Basketball tournament

The SEABA Under-16 Cup is an under-16 basketball championship in the International Basketball Federation's Southeast Asia Basketball Association, one of FIBA Asia's subzone. The event started in 2011 and is held bi-annually.
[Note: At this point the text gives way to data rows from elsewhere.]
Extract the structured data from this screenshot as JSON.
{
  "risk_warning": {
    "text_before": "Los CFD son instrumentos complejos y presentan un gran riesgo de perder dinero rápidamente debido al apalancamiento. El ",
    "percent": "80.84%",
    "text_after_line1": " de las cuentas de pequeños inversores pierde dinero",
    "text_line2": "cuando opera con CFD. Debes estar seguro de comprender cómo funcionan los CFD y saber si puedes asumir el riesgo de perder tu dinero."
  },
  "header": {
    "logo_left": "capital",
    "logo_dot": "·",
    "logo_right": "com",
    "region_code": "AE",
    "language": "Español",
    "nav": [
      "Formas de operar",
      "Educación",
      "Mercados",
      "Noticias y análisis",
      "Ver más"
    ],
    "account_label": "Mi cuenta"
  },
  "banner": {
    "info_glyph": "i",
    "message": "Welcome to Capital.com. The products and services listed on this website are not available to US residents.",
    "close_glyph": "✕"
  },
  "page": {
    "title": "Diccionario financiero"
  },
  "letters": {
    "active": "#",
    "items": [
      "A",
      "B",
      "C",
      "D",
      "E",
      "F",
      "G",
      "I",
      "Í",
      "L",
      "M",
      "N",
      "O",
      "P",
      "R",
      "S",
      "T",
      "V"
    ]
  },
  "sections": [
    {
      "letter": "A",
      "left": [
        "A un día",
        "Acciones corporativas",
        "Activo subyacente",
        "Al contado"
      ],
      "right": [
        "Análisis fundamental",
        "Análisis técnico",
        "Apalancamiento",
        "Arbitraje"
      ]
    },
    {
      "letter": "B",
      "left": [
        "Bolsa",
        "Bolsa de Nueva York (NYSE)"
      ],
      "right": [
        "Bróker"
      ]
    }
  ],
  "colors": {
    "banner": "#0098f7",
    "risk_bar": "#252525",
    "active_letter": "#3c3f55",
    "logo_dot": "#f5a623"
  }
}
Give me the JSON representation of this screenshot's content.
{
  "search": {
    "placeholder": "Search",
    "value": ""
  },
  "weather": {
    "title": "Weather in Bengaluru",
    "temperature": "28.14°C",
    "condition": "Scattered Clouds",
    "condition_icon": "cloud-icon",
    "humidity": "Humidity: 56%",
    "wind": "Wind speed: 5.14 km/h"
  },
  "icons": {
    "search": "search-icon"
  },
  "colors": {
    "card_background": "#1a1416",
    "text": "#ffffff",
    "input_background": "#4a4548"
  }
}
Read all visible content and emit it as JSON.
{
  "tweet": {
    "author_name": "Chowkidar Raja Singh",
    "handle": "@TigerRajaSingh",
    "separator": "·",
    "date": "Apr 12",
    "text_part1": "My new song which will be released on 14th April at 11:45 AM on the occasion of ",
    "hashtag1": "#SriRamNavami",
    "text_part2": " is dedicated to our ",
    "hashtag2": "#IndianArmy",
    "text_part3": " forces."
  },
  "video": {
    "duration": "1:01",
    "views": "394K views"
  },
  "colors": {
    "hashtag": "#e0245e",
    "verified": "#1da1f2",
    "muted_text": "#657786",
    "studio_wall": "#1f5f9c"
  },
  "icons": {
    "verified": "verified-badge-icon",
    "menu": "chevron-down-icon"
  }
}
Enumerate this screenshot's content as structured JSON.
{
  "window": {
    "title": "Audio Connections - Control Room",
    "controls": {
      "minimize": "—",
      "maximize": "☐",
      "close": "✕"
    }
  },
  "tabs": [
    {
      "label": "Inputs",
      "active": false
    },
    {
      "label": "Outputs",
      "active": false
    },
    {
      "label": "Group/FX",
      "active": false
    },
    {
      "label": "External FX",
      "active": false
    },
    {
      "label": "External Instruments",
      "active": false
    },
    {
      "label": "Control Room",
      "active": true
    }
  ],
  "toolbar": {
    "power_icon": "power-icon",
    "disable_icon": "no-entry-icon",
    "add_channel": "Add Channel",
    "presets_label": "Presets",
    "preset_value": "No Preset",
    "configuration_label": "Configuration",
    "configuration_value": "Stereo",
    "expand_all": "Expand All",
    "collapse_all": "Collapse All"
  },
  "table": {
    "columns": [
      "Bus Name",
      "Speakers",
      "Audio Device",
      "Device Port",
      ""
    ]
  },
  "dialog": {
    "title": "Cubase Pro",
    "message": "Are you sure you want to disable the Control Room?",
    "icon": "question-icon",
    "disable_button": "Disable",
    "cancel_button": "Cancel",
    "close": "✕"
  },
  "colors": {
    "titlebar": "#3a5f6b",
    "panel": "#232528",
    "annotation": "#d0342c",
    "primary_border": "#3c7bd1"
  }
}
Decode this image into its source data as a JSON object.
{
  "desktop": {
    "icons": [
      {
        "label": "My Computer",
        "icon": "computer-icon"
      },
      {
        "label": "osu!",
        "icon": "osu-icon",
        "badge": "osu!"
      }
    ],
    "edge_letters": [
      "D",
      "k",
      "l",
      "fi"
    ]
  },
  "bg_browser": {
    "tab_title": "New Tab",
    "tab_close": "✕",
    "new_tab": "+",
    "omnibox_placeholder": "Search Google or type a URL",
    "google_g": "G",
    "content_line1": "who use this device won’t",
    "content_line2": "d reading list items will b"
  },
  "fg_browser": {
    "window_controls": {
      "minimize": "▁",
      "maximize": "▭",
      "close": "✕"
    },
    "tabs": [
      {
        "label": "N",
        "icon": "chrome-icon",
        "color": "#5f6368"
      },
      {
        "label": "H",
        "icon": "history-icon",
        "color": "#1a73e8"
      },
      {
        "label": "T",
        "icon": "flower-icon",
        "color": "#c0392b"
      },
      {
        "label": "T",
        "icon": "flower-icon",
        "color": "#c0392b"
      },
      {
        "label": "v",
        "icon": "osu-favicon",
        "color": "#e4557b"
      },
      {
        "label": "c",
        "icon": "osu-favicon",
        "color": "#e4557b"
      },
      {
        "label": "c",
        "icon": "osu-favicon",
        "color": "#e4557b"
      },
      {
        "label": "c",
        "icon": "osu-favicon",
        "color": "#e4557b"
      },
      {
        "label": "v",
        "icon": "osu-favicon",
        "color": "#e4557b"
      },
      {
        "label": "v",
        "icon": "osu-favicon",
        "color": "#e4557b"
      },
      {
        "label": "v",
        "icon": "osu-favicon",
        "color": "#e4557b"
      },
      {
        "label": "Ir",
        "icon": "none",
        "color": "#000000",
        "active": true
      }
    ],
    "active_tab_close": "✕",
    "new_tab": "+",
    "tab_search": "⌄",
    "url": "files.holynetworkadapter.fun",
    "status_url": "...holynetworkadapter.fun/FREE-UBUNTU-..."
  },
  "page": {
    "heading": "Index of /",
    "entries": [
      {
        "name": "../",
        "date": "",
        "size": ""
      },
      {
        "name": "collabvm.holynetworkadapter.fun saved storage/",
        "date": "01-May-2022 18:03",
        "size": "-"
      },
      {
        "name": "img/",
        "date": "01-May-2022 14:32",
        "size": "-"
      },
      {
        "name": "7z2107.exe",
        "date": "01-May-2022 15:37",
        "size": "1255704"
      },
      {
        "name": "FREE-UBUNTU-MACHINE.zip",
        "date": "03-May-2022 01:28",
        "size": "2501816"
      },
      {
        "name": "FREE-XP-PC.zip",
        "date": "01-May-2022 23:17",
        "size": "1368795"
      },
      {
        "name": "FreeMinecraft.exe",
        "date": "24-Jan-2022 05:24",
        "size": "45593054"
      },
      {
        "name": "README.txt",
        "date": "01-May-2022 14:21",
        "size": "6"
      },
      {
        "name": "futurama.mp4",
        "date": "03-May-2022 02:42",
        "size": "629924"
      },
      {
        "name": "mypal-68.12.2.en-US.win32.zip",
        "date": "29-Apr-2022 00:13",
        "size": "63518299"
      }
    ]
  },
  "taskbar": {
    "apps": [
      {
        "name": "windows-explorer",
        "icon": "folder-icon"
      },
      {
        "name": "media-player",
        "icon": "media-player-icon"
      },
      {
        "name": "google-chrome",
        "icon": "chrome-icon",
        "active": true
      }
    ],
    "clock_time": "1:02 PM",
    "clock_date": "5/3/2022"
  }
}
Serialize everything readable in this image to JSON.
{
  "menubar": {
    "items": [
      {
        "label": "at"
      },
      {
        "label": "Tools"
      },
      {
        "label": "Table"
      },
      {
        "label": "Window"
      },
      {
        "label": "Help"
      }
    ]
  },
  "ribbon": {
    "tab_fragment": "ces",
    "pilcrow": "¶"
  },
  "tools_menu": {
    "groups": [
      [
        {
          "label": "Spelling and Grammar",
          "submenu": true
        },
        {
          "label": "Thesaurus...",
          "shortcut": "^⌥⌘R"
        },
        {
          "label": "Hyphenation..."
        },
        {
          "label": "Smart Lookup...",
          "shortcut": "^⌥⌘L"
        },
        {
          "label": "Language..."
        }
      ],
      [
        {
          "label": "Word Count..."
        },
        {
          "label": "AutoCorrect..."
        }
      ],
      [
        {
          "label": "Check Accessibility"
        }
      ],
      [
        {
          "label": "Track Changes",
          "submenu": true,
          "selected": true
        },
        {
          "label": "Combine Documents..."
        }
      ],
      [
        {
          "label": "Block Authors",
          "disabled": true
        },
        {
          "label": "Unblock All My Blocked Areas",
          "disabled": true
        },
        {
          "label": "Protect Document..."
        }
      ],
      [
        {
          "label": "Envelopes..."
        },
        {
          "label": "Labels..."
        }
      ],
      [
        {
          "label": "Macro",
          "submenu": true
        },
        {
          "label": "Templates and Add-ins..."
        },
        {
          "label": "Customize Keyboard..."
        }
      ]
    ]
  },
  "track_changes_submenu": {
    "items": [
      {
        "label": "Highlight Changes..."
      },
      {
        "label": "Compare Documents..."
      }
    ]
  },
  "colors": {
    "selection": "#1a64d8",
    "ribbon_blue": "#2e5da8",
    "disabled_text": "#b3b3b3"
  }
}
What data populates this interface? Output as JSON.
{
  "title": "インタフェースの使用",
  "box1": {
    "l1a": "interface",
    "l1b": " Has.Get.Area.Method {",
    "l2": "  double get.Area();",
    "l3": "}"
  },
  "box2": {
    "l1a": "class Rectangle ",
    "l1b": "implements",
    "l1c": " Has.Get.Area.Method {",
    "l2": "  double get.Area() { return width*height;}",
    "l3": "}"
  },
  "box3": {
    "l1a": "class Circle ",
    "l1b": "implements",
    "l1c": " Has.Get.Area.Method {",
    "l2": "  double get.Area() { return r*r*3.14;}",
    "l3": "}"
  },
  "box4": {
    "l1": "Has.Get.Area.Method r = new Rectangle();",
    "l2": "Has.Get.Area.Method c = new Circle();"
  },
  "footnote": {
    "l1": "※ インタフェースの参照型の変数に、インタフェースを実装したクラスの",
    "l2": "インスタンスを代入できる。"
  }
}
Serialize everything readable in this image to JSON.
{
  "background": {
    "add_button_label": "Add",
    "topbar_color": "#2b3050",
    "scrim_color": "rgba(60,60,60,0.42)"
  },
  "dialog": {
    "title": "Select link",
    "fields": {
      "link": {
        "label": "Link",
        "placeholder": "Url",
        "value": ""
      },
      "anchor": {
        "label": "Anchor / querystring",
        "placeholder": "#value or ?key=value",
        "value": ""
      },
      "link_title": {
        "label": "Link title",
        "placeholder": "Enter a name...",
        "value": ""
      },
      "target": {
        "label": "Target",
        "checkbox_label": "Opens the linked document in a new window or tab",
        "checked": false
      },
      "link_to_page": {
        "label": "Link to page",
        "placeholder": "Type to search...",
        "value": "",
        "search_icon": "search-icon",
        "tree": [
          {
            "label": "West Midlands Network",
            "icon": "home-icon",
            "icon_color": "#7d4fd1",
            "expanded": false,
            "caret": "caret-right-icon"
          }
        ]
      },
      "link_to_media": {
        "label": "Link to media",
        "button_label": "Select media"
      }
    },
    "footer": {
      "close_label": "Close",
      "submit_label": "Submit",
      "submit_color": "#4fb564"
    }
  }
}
The winners compete in the FIBA Asia Under-16 Championship, which started in 2009.

==Summary==

| Year | Host |  | Final |  |  |  | Third-place game |  |  |
| Champion | Score | Second Place | Third Place | Score | Fourth Place |
| 2011 Details | MAS Banting | Philippines | No playoffs | Malaysia | Indonesia | No playoffs | Singapore |
| 2013 Details | Indonesia Yogyakarta | Philippines | No playoffs | Thailand | Malaysia | No playoffs | Indonesia |
| 2015 Details | Philippines Cagayan de Oro | Philippines | No playoffs | Malaysia | Indonesia | No playoffs | Thailand |
| 2017 Details | Philippines Quezon City | Philippines | No playoffs | Malaysia | Thailand | No playoffs | Indonesia |
| 2023 Details | Indonesia Surabaya | Philippines | No playoffs | Malaysia | Indonesia | No playoffs | Thailand |
| 2025 Details | Philippines San Fernando | Philippines | 70–40 | Indonesia | Malaysia | 78–69 | Thailand |

==Medal table==

| Rank | Nation | Gold | Silver | Bronze | Total |
|---|---|---|---|---|---|
| 1 | Philippines | 6 | 0 | 0 | 6 |
| 2 | Malaysia | 0 | 4 | 2 | 6 |
| 3 | Indonesia | 0 | 1 | 3 | 4 |
| 4 | Thailand | 0 | 1 | 1 | 2 |
| Totals (4 entries) |  | 6 | 6 | 6 | 18 |

==Participating nations==

- Legend

For each tournament, the number of teams in each of the finals tournament are shown.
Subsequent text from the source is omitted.